さっきまで私を見つめていたのに、今はそっと目をそらされている。

「どうして、ちゃんと話をしてくれなかったんですか? 言ってくれたら私ちゃんと待てました」

「そこは……悪かった。けど、お前のことはきちんとしたかったんだ。ちゃんとケジメをつけて俺のものにしたかった。許してくれ」

なんて不器用な人なんだろう。仕事ができて厳しくてまっすぐで。目の前にいる人が無性に愛おしくなってしまう。

「……こっち見ないでくれ。顔が赤い」

本当に不器用な人。

「嫌です。私のことちゃんと見て下さい」

ゆっくりとこちらを向いた衣川課長は本人の言う通り、薄明りでもわかるくらいほんのり赤かった。

「ちゃんと、もう一回好きって言ってください」

お互いの視線が絡む。お互いの視線の温度がどんどん上がっていく。胸が甘く騒めいてとまらない。

衣川課長の長い指が私の髪を耳にかけた。

触れられたところが、熱を帯びる。

「好きだ。
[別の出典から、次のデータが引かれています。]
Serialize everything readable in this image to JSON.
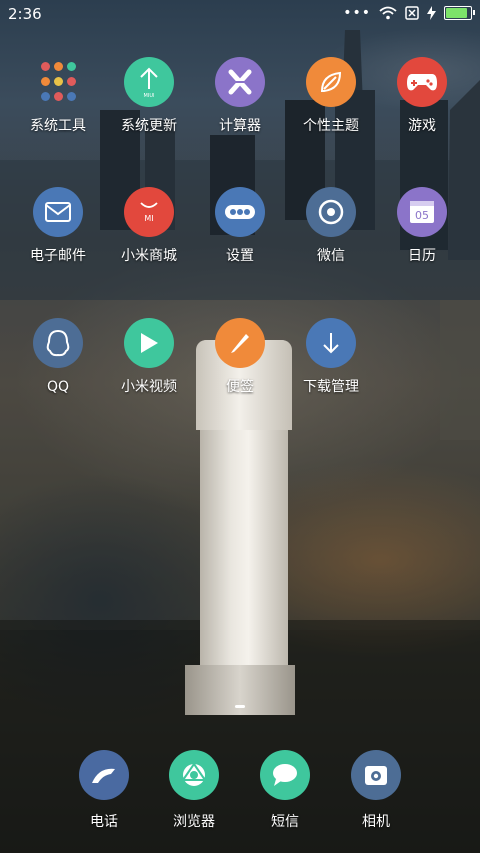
{
  "status_bar": {
    "time": "2:36",
    "icons": [
      "more-dots-icon",
      "wifi-icon",
      "no-sim-icon",
      "charging-icon",
      "battery-icon"
    ],
    "battery_color": "#7de36a"
  },
  "apps": [
    {
      "label": "系统工具",
      "icon": "folder-icon",
      "color": "transparent"
    },
    {
      "label": "系统更新",
      "icon": "update-arrow-icon",
      "color": "#3fc79d"
    },
    {
      "label": "计算器",
      "icon": "calculator-icon",
      "color": "#8b74c9"
    },
    {
      "label": "个性主题",
      "icon": "theme-leaf-icon",
      "color": "#f08a3a"
    },
    {
      "label": "游戏",
      "icon": "gamepad-icon",
      "color": "#e2483d"
    },
    {
      "label": "电子邮件",
      "icon": "envelope-icon",
      "color": "#4a78b6"
    },
    {
      "label": "小米商城",
      "icon": "mi-bag-icon",
      "color": "#e2483d"
    },
    {
      "label": "设置",
      "icon": "settings-icon",
      "color": "#4a78b6"
    },
    {
      "label": "微信",
      "icon": "chat-bubble-icon",
      "color": "#4d6d95"
    },
    {
      "label": "日历",
      "icon": "calendar-icon",
      "color": "#8b74c9",
      "calendar_day": "05"
    },
    {
      "label": "QQ",
      "icon": "penguin-icon",
      "color": "#4d6d95"
    },
    {
      "label": "小米视频",
      "icon": "play-icon",
      "color": "#3fc79d"
    },
    {
      "label": "便签",
      "icon": "pencil-icon",
      "color": "#f08a3a"
    },
    {
      "label": "下载管理",
      "icon": "download-icon",
      "color": "#4a78b6"
    }
  ],
  "update_icon_text": "MIUI",
  "mi_text": "MI",
  "dock": [
    {
      "label": "电话",
      "icon": "phone-icon",
      "color": "#4a6aa1"
    },
    {
      "label": "浏览器",
      "icon": "browser-icon",
      "color": "#3fc79d"
    },
    {
      "label": "短信",
      "icon": "message-icon",
      "color": "#3fc79d"
    },
    {
      "label": "相机",
      "icon": "camera-icon",
      "color": "#4d6d95"
    }
  ]
}
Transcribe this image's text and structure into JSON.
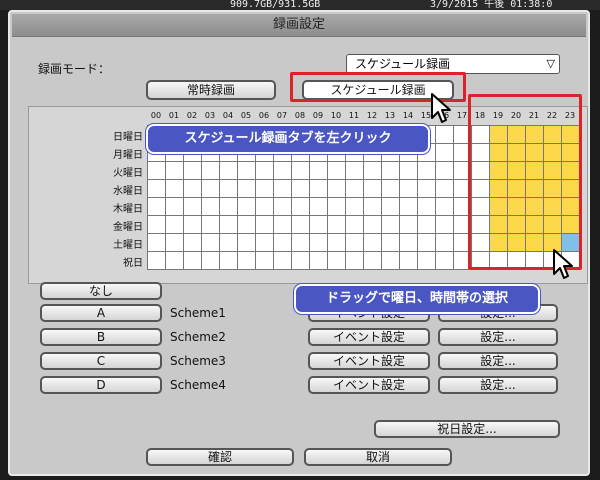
{
  "status": {
    "disk": "909.7GB/931.5GB",
    "datetime": "3/9/2015 午後 01:38:0"
  },
  "window": {
    "title": "録画設定"
  },
  "mode": {
    "label": "録画モード：",
    "selected": "スケジュール録画"
  },
  "tabs": [
    {
      "label": "常時録画",
      "active": false
    },
    {
      "label": "スケジュール録画",
      "active": true
    }
  ],
  "hours": [
    "00",
    "01",
    "02",
    "03",
    "04",
    "05",
    "06",
    "07",
    "08",
    "09",
    "10",
    "11",
    "12",
    "13",
    "14",
    "15",
    "16",
    "17",
    "18",
    "19",
    "20",
    "21",
    "22",
    "23"
  ],
  "days": [
    "日曜日",
    "月曜日",
    "火曜日",
    "水曜日",
    "木曜日",
    "金曜日",
    "土曜日",
    "祝日"
  ],
  "selection": {
    "hour_from": 19,
    "hour_to": 23,
    "day_from": 0,
    "day_to": 6
  },
  "schemes": {
    "none_label": "なし",
    "items": [
      {
        "button": "A",
        "name": "Scheme1",
        "event": "イベント設定",
        "setting": "設定..."
      },
      {
        "button": "B",
        "name": "Scheme2",
        "event": "イベント設定",
        "setting": "設定..."
      },
      {
        "button": "C",
        "name": "Scheme3",
        "event": "イベント設定",
        "setting": "設定..."
      },
      {
        "button": "D",
        "name": "Scheme4",
        "event": "イベント設定",
        "setting": "設定..."
      }
    ]
  },
  "holiday_button": "祝日設定...",
  "footer": {
    "ok": "確認",
    "cancel": "取消"
  },
  "annotations": {
    "tab_hint": "スケジュール録画タブを左クリック",
    "drag_hint": "ドラッグで曜日、時間帯の選択",
    "accent": "#d9252a",
    "callout_color": "#4a56c4",
    "selection_color": "#fcd74a"
  }
}
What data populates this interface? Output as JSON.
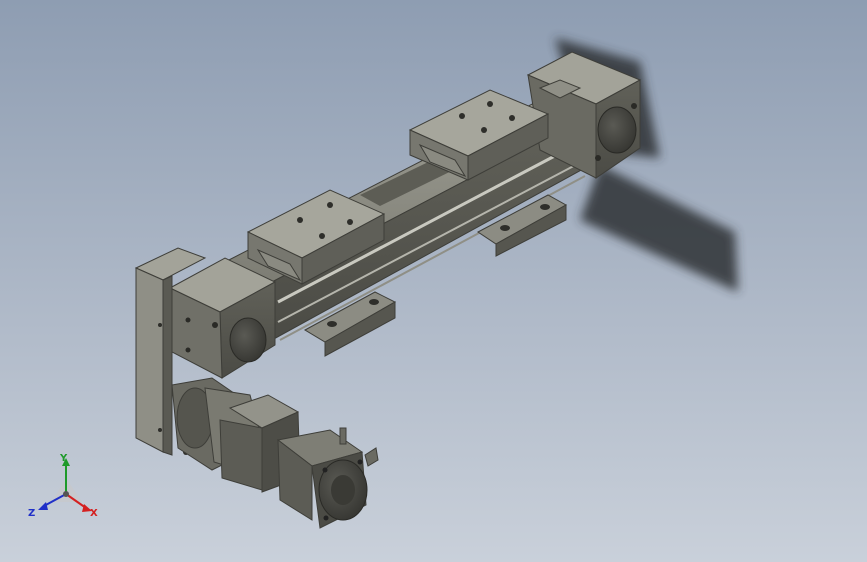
{
  "viewport": {
    "background_top": "#8e9db2",
    "background_bottom": "#c9d0da"
  },
  "model": {
    "body_color": "#6f6f66",
    "body_dark": "#4a4a44",
    "body_light": "#a4a49a",
    "shadow_color": "#2f3236"
  },
  "triad": {
    "x_label": "X",
    "y_label": "Y",
    "z_label": "Z",
    "x_color": "#d42020",
    "y_color": "#1e9a2a",
    "z_color": "#2030c8"
  }
}
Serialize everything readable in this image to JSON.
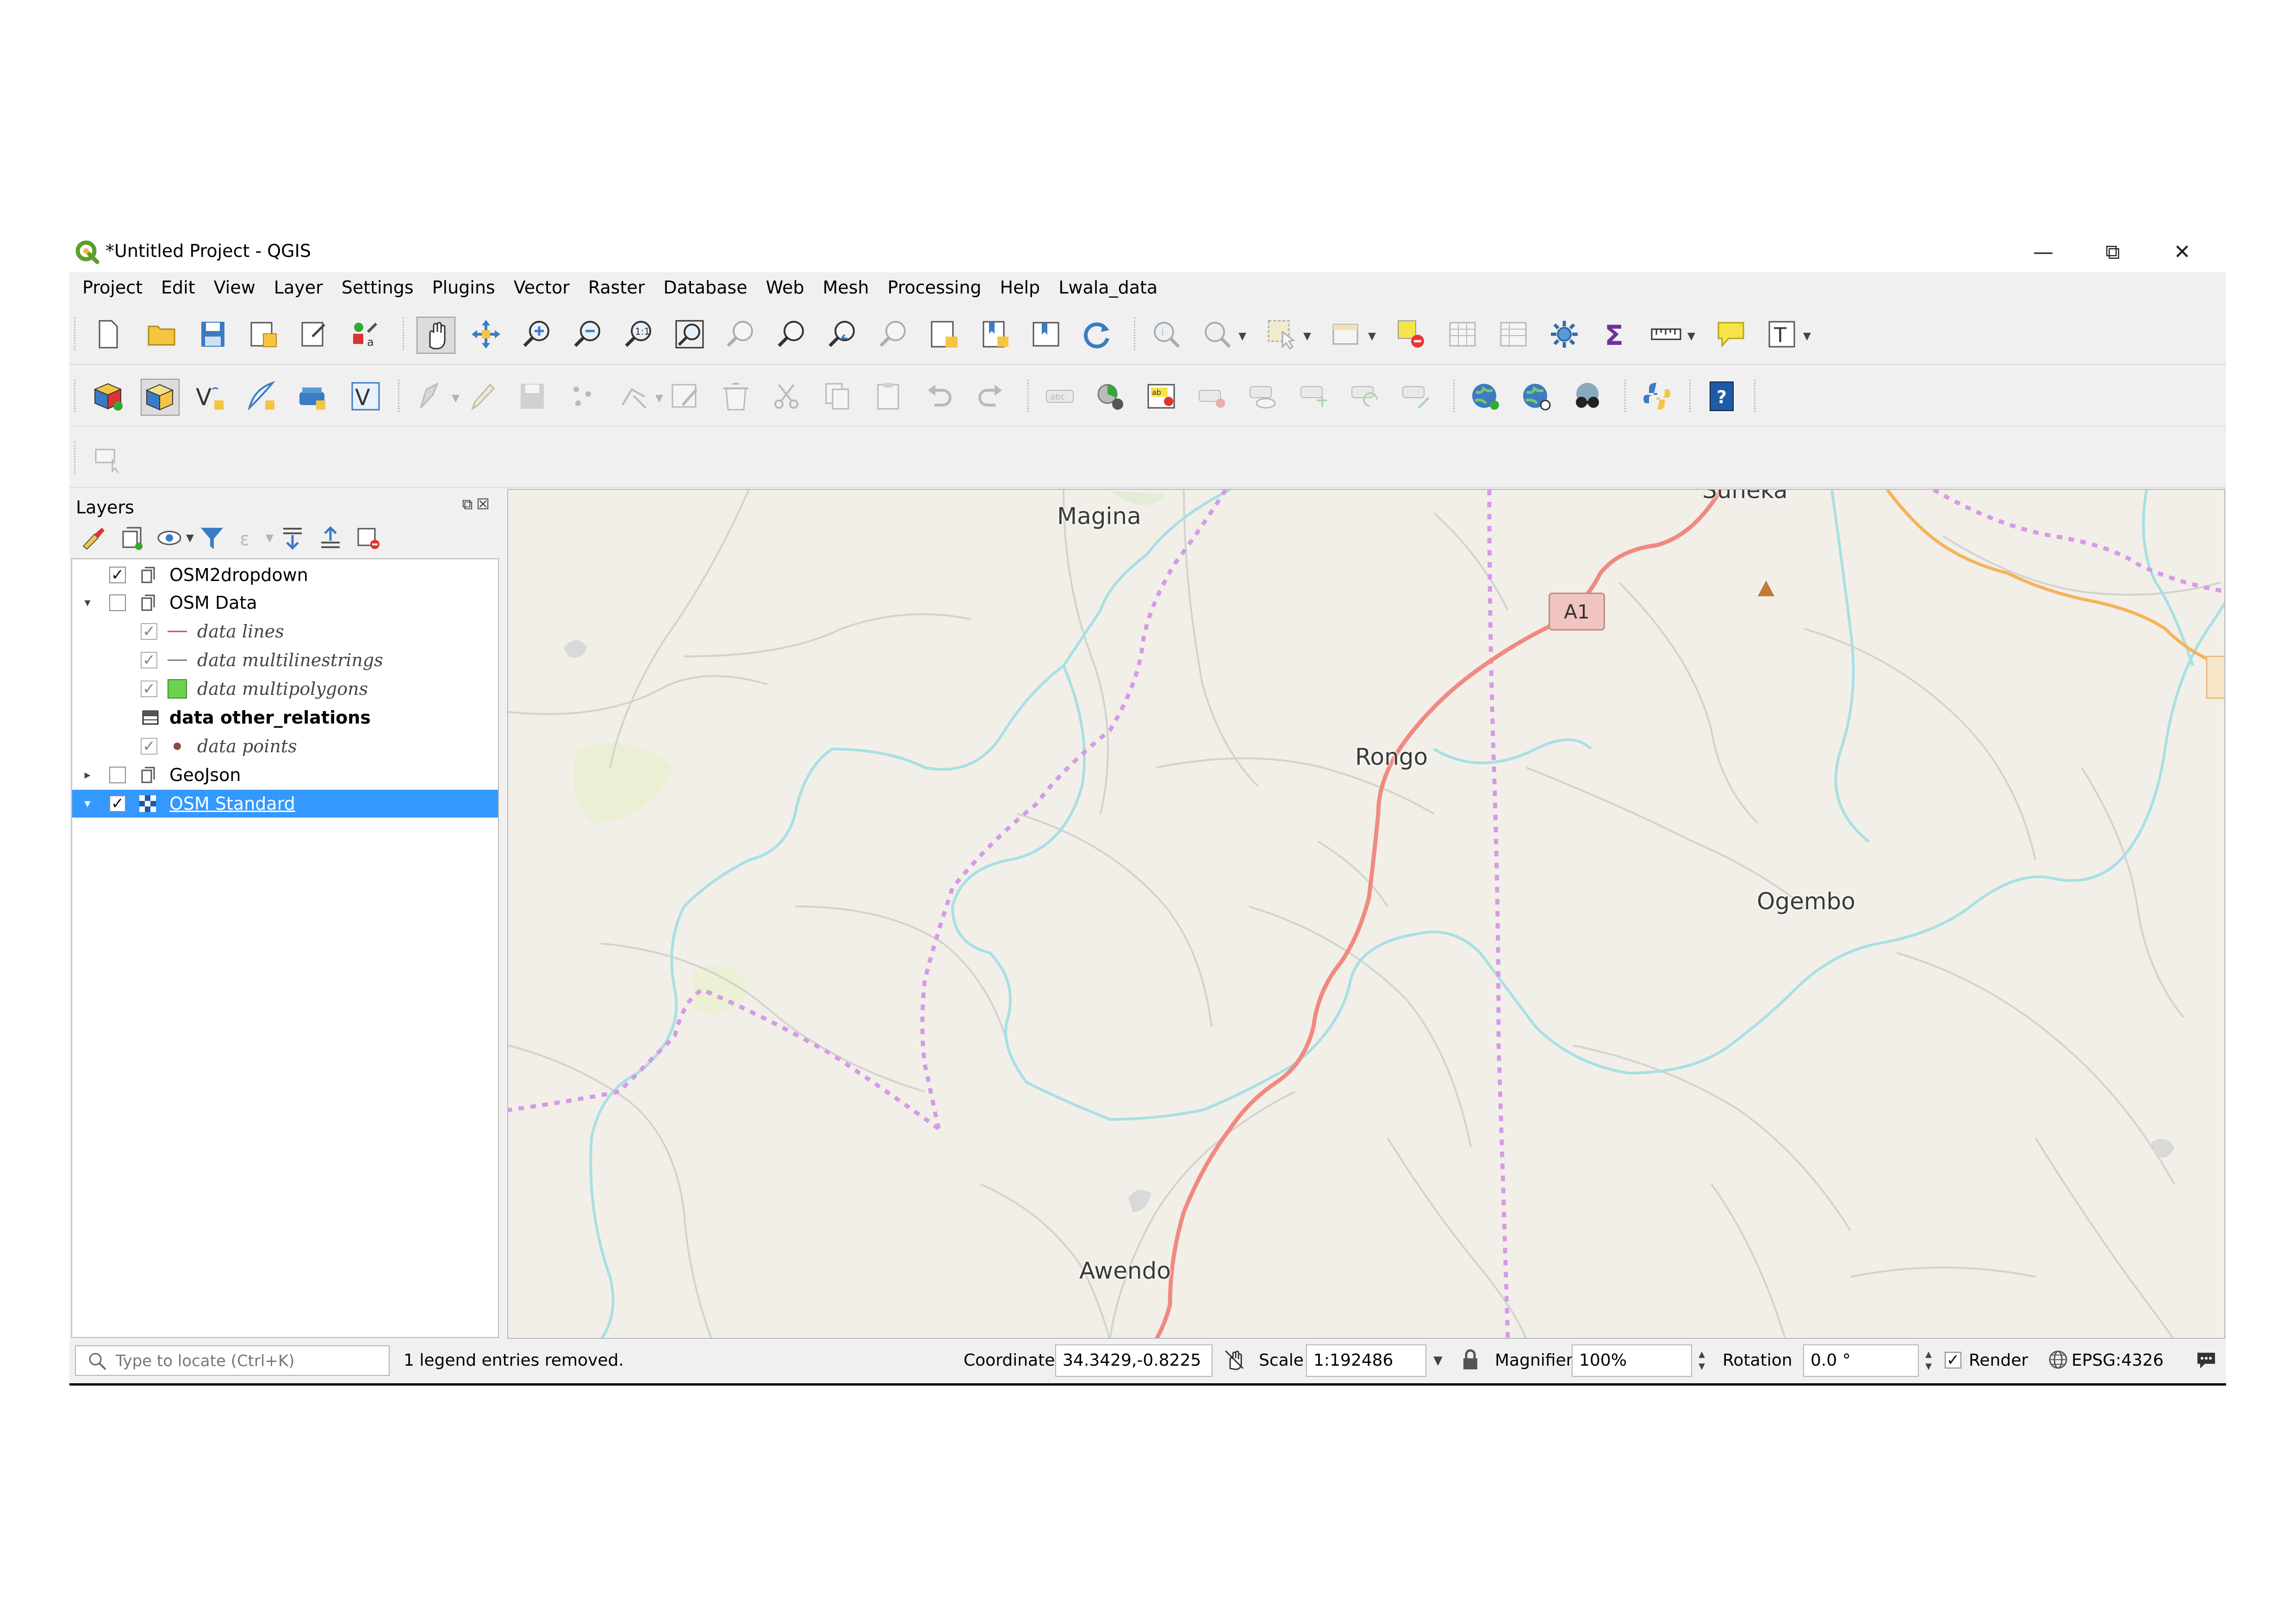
{
  "window": {
    "title": "*Untitled Project - QGIS",
    "controls": [
      "minimize",
      "restore",
      "close"
    ]
  },
  "menu": [
    "Project",
    "Edit",
    "View",
    "Layer",
    "Settings",
    "Plugins",
    "Vector",
    "Raster",
    "Database",
    "Web",
    "Mesh",
    "Processing",
    "Help",
    "Lwala_data"
  ],
  "layers_panel": {
    "title": "Layers",
    "layers": [
      {
        "name": "OSM2dropdown",
        "checked": true,
        "expander": "",
        "style": "normal"
      },
      {
        "name": "OSM Data",
        "checked": false,
        "expander": "open",
        "style": "normal"
      },
      {
        "name": "data lines",
        "checked": true,
        "expander": "",
        "style": "italic"
      },
      {
        "name": "data multilinestrings",
        "checked": true,
        "expander": "",
        "style": "italic"
      },
      {
        "name": "data multipolygons",
        "checked": true,
        "expander": "",
        "style": "italic"
      },
      {
        "name": "data other_relations",
        "checked": null,
        "expander": "",
        "style": "bold"
      },
      {
        "name": "data points",
        "checked": true,
        "expander": "",
        "style": "italic"
      },
      {
        "name": "GeoJson",
        "checked": false,
        "expander": "closed",
        "style": "normal"
      },
      {
        "name": "OSM Standard",
        "checked": true,
        "expander": "open",
        "style": "selected"
      }
    ]
  },
  "map": {
    "places": [
      "Magina",
      "Suneka",
      "Rongo",
      "Ogembo",
      "Awendo"
    ],
    "road_shield": "A1",
    "colors": {
      "background": "#f2efe9",
      "road": "#f08a80",
      "river": "#a8e0e4",
      "boundary": "#d59be6",
      "minor_road": "#cfcfcf"
    }
  },
  "statusbar": {
    "locator_placeholder": "Type to locate (Ctrl+K)",
    "message": "1 legend entries removed.",
    "coordinate_label": "Coordinate",
    "coordinate": "34.3429,-0.8225",
    "scale_label": "Scale",
    "scale": "1:192486",
    "magnifier_label": "Magnifier",
    "magnifier": "100%",
    "rotation_label": "Rotation",
    "rotation": "0.0 °",
    "render_label": "Render",
    "render_checked": true,
    "crs": "EPSG:4326"
  }
}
俺だけのものになってくれ」

綺麗にととのった、いつもはクールな衣川課長の熱い瞳が近づく。

「はい。よろしくお願いします」

笑顔を見せた私に、最近見ることのなかったあの柔らかい笑顔を返してくれた。

彼が目を閉じたのと同時に、私もゆっくりと目を閉じた。

柔らかい唇が私に触れた。前触れのように軽く触れただけのキスでドキンと胸が音を立てる。そしてすぐに二度目のキス。